Quelles informations communiquer lors de la signature d’un contrat ?

La réforme du droit des contrats, du régime général et de la preuve des obligations, issue de l’ordonnance du 10 février 2016, apporte de nouveaux outils. Ainsi les avocats du cabinet BBP Avocats Paris, experts en droit des affaires, apportent leur éclairage sur les informations devant être communiquées.

Signature d’un contrat, quelles sont les informations à communiquer ?En préambule, les avocats du cabinet BBP, avocat Paris, experts en droit des affaires, expliquent que les informations devant être communiquées lors de la signature de tout contrat sont celles qui sont déterminantes pour le consentement de l’autre partie.

Ainsi, doit donc toujours être porté à connaissance tout ce qui est « déterminant pour le consentement de l’autre », sans même tenir compte de la qualité de professionnel ou de particulier de cet « autre ».
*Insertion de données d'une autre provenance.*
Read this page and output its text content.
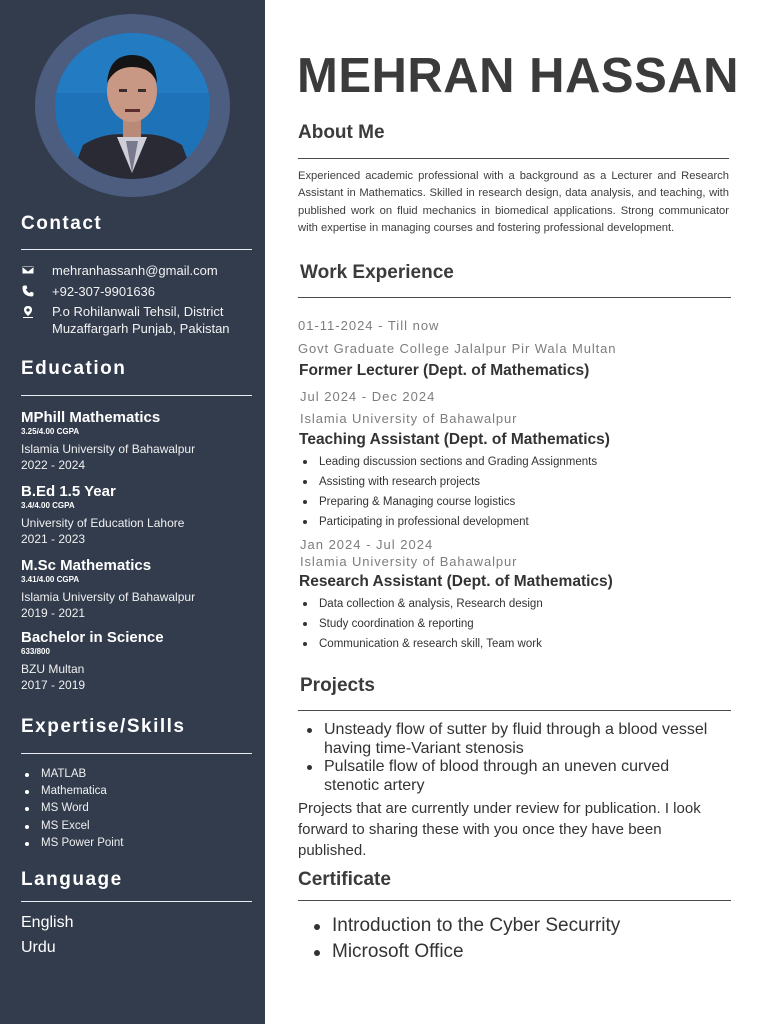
Contact
mehranhassanh@gmail.com
+92-307-9901636
P.o Rohilanwali Tehsil, District
Muzaffargarh Punjab, Pakistan
Education
MPhill Mathematics
3.25/4.00 CGPA
Islamia University of Bahawalpur
2022 - 2024
B.Ed 1.5 Year
3.4/4.00 CGPA
University of Education Lahore
2021 - 2023
M.Sc Mathematics
3.41/4.00 CGPA
Islamia University of Bahawalpur
2019 - 2021
Bachelor in Science
633/800
BZU Multan
2017 - 2019
Expertise/Skills
MATLAB
Mathematica
MS Word
MS Excel
MS Power Point
Language
English
Urdu
MEHRAN HASSAN
About Me
Experienced academic professional with a background as a Lecturer and Research Assistant in Mathematics. Skilled in research design, data analysis, and teaching, with published work on fluid mechanics in biomedical applications. Strong communicator with expertise in managing courses and fostering professional development.
Work Experience
01-11-2024 - Till now
Govt Graduate College Jalalpur Pir Wala Multan
Former Lecturer (Dept. of Mathematics)
Jul 2024 - Dec 2024
Islamia University of Bahawalpur
Teaching Assistant (Dept. of Mathematics)
Leading discussion sections and Grading Assignments
Assisting with research projects
Preparing & Managing course logistics
Participating in professional development
Jan 2024 - Jul 2024
Islamia University of Bahawalpur
Research Assistant (Dept. of Mathematics)
Data collection & analysis, Research design
Study coordination & reporting
Communication & research skill, Team work
Projects
Unsteady flow of sutter by fluid through a blood vessel having time-Variant stenosis
Pulsatile flow of blood through an uneven curved stenotic artery
Projects that are currently under review for publication. I look forward to sharing these with you once they have been published.
Certificate
Introduction to the Cyber Securrity
Microsoft Office
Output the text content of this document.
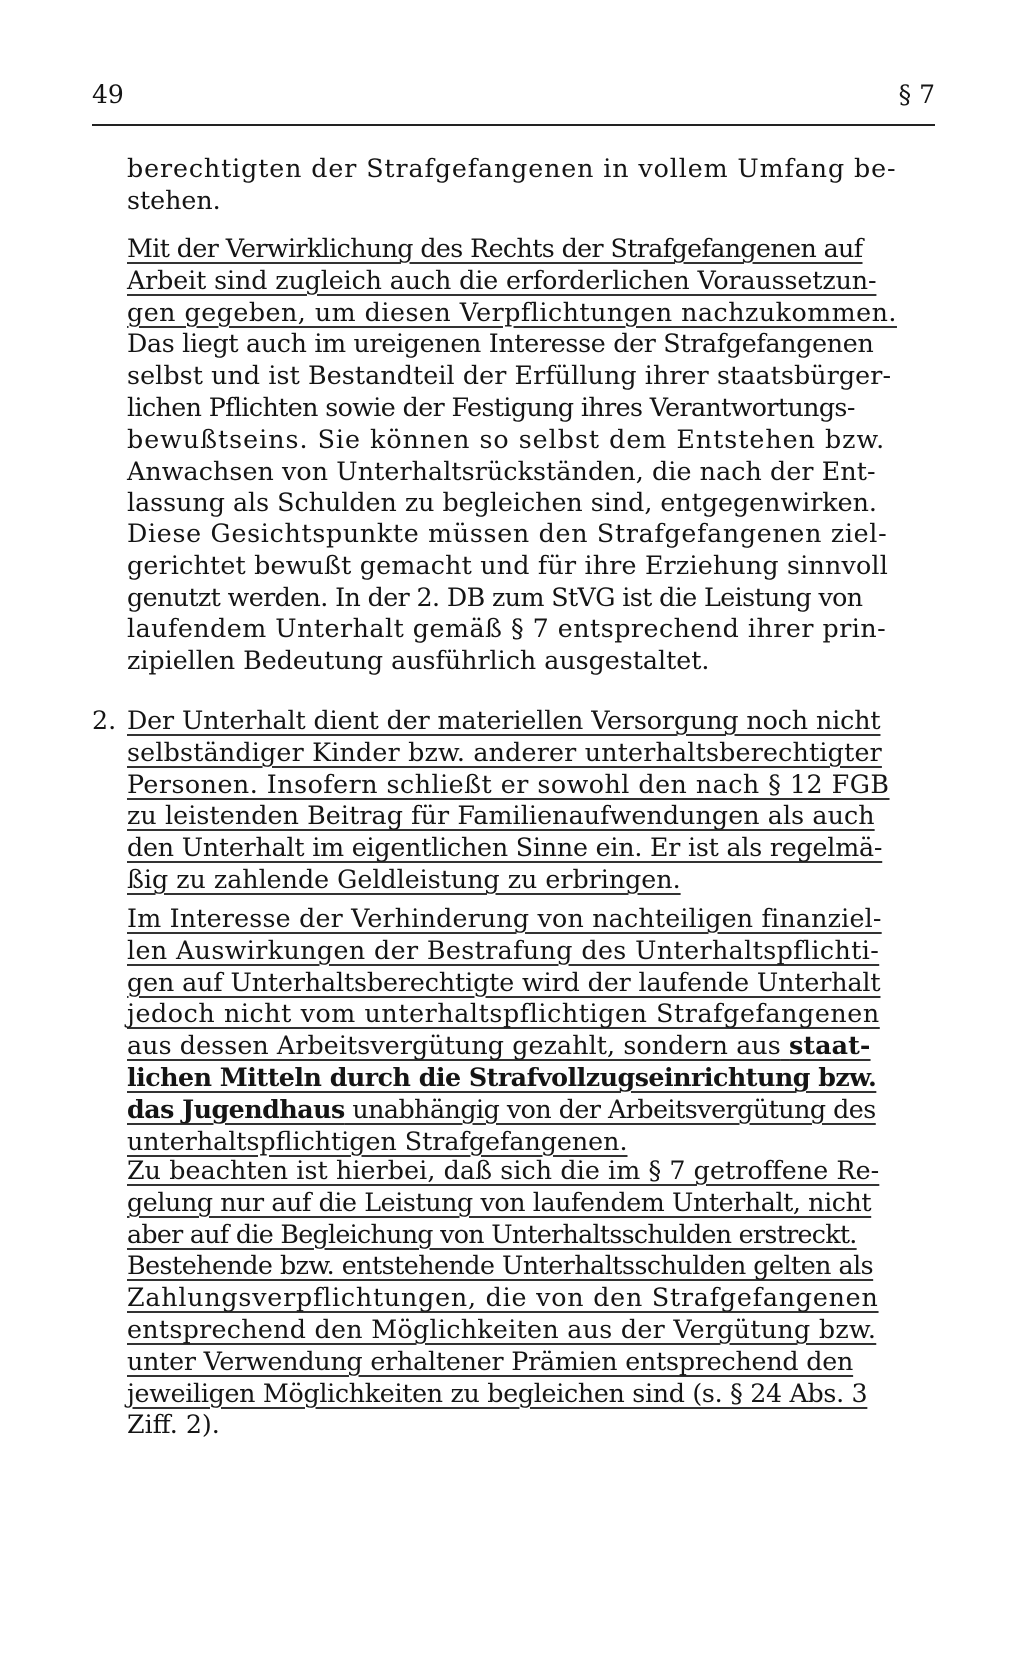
49	§ 7
berechtigten der Strafgefangenen in vollem Umfang be-
stehen.
Mit der Verwirklichung des Rechts der Strafgefangenen auf
Arbeit sind zugleich auch die erforderlichen Voraussetzun-
gen gegeben, um diesen Verpflichtungen nachzukommen.
Das liegt auch im ureigenen Interesse der Strafgefangenen
selbst und ist Bestandteil der Erfüllung ihrer staatsbürger-
lichen Pflichten sowie der Festigung ihres Verantwortungs-
bewußtseins. Sie können so selbst dem Entstehen bzw.
Anwachsen von Unterhaltsrückständen, die nach der Ent-
lassung als Schulden zu begleichen sind, entgegenwirken.
Diese Gesichtspunkte müssen den Strafgefangenen ziel-
gerichtet bewußt gemacht und für ihre Erziehung sinnvoll
genutzt werden. In der 2. DB zum StVG ist die Leistung von
laufendem Unterhalt gemäß § 7 entsprechend ihrer prin-
zipiellen Bedeutung ausführlich ausgestaltet.
2. Der Unterhalt dient der materiellen Versorgung noch nicht
selbständiger Kinder bzw. anderer unterhaltsberechtigter
Personen. Insofern schließt er sowohl den nach § 12 FGB
zu leistenden Beitrag für Familienaufwendungen als auch
den Unterhalt im eigentlichen Sinne ein. Er ist als regelmä-
ßig zu zahlende Geldleistung zu erbringen.
Im Interesse der Verhinderung von nachteiligen finanziel-
len Auswirkungen der Bestrafung des Unterhaltspflichti-
gen auf Unterhaltsberechtigte wird der laufende Unterhalt
jedoch nicht vom unterhaltspflichtigen Strafgefangenen
aus dessen Arbeitsvergütung gezahlt, sondern aus staat-
lichen Mitteln durch die Strafvollzugseinrichtung bzw.
das Jugendhaus unabhängig von der Arbeitsvergütung des
unterhaltspflichtigen Strafgefangenen.
Zu beachten ist hierbei, daß sich die im § 7 getroffene Re-
gelung nur auf die Leistung von laufendem Unterhalt, nicht
aber auf die Begleichung von Unterhaltsschulden erstreckt.
Bestehende bzw. entstehende Unterhaltsschulden gelten als
Zahlungsverpflichtungen, die von den Strafgefangenen
entsprechend den Möglichkeiten aus der Vergütung bzw.
unter Verwendung erhaltener Prämien entsprechend den
jeweiligen Möglichkeiten zu begleichen sind (s. § 24 Abs. 3
Ziff. 2).
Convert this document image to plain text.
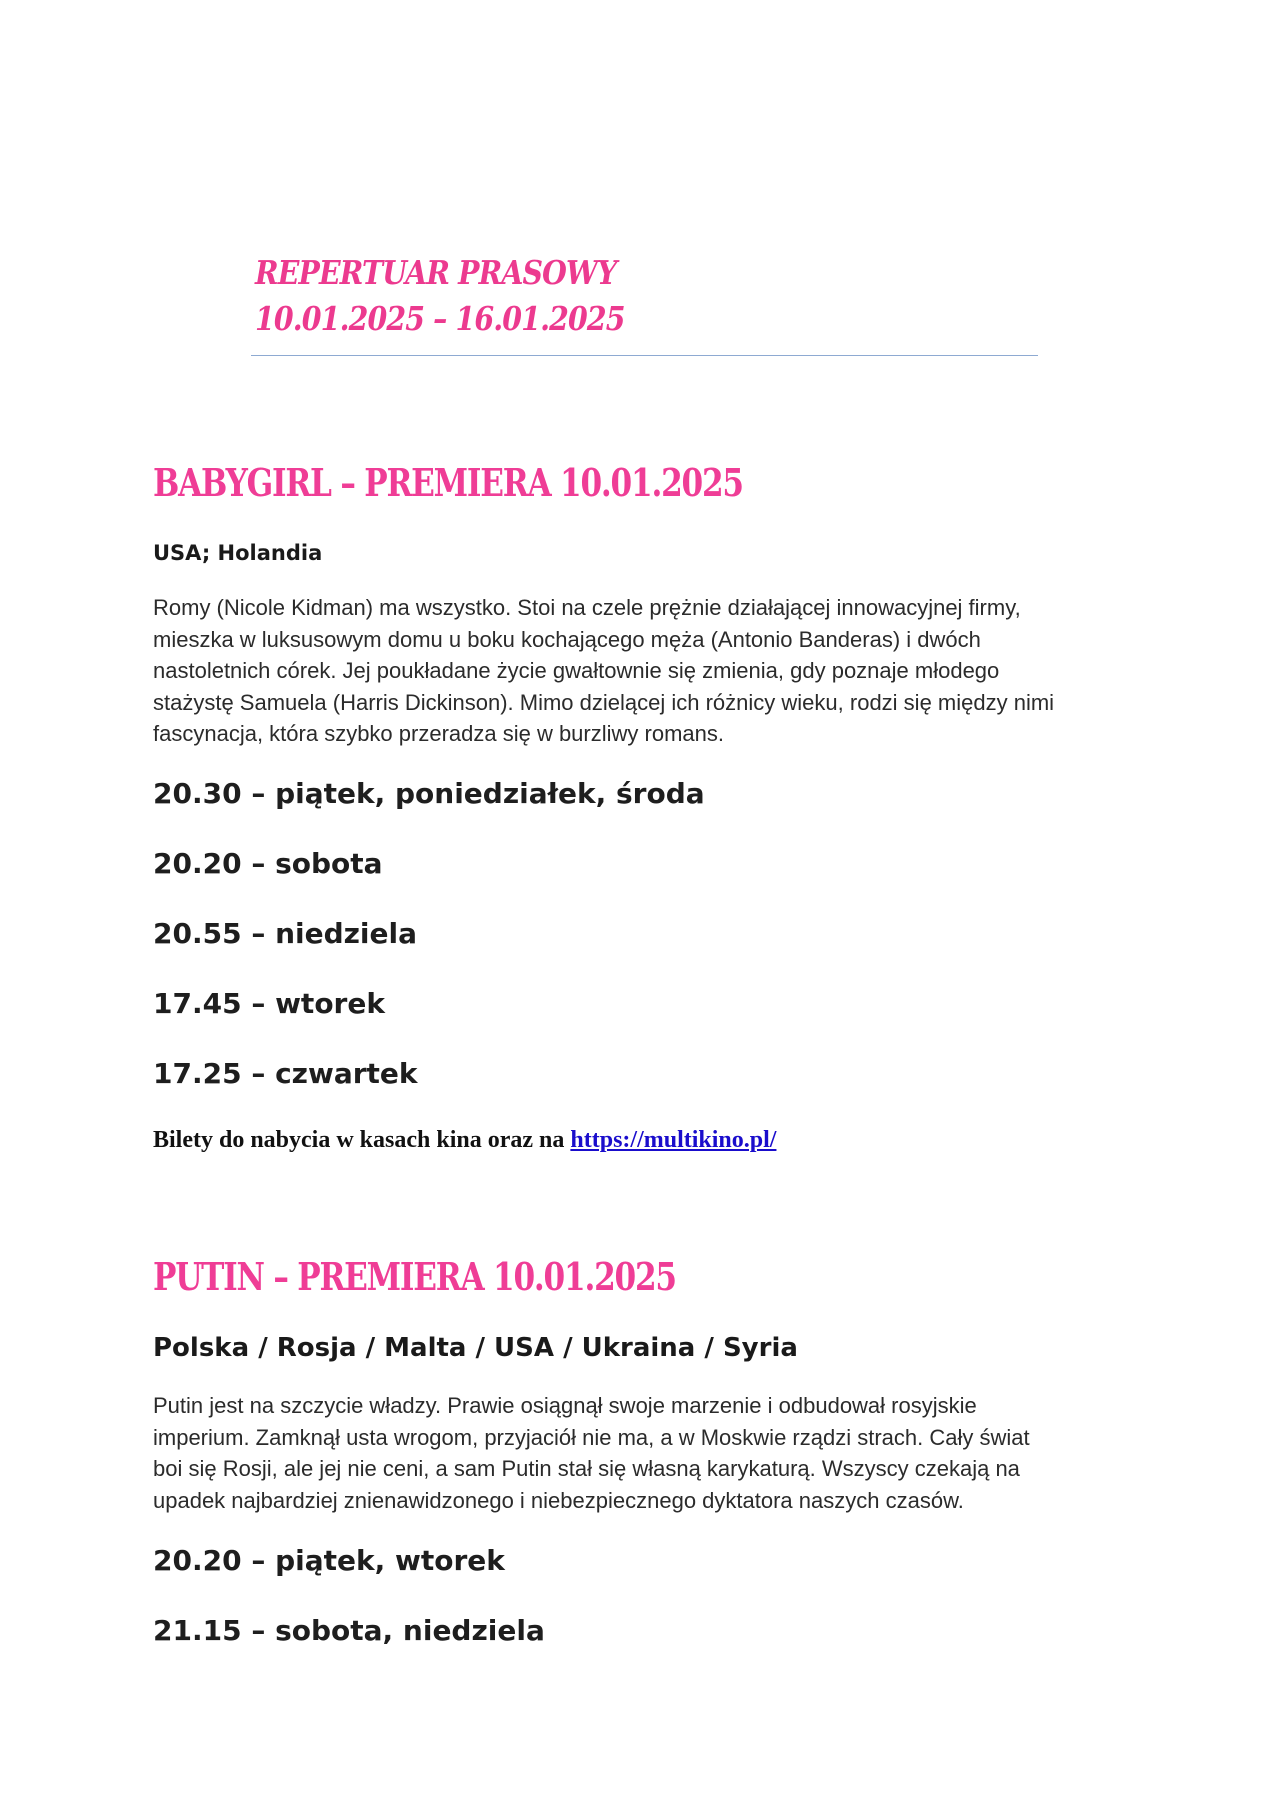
REPERTUAR PRASOWY
10.01.2025 – 16.01.2025
BABYGIRL – PREMIERA 10.01.2025
USA; Holandia
Romy (Nicole Kidman) ma wszystko. Stoi na czele prężnie działającej innowacyjnej firmy,
mieszka w luksusowym domu u boku kochającego męża (Antonio Banderas) i dwóch
nastoletnich córek. Jej poukładane życie gwałtownie się zmienia, gdy poznaje młodego
stażystę Samuela (Harris Dickinson). Mimo dzielącej ich różnicy wieku, rodzi się między nimi
fascynacja, która szybko przeradza się w burzliwy romans.
20.30 – piątek, poniedziałek, środa
20.20 – sobota
20.55 – niedziela
17.45 – wtorek
17.25 – czwartek
Bilety do nabycia w kasach kina oraz na https://multikino.pl/
PUTIN – PREMIERA 10.01.2025
Polska / Rosja / Malta / USA / Ukraina / Syria
Putin jest na szczycie władzy. Prawie osiągnął swoje marzenie i odbudował rosyjskie
imperium. Zamknął usta wrogom, przyjaciół nie ma, a w Moskwie rządzi strach. Cały świat
boi się Rosji, ale jej nie ceni, a sam Putin stał się własną karykaturą. Wszyscy czekają na
upadek najbardziej znienawidzonego i niebezpiecznego dyktatora naszych czasów.
20.20 – piątek, wtorek
21.15 – sobota, niedziela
Tentons de recenser ces informations qui ont une importance déterminante : ce sont celles qui ont un lien direct et nécessaire avec le contenu du contrat ou la qualité des parties. Cela implique que le devoir d’information est subordonné à la connaissance de l’information par le créancier d’une part et à l’ignorance de l’information par l’autre partie d’autre part.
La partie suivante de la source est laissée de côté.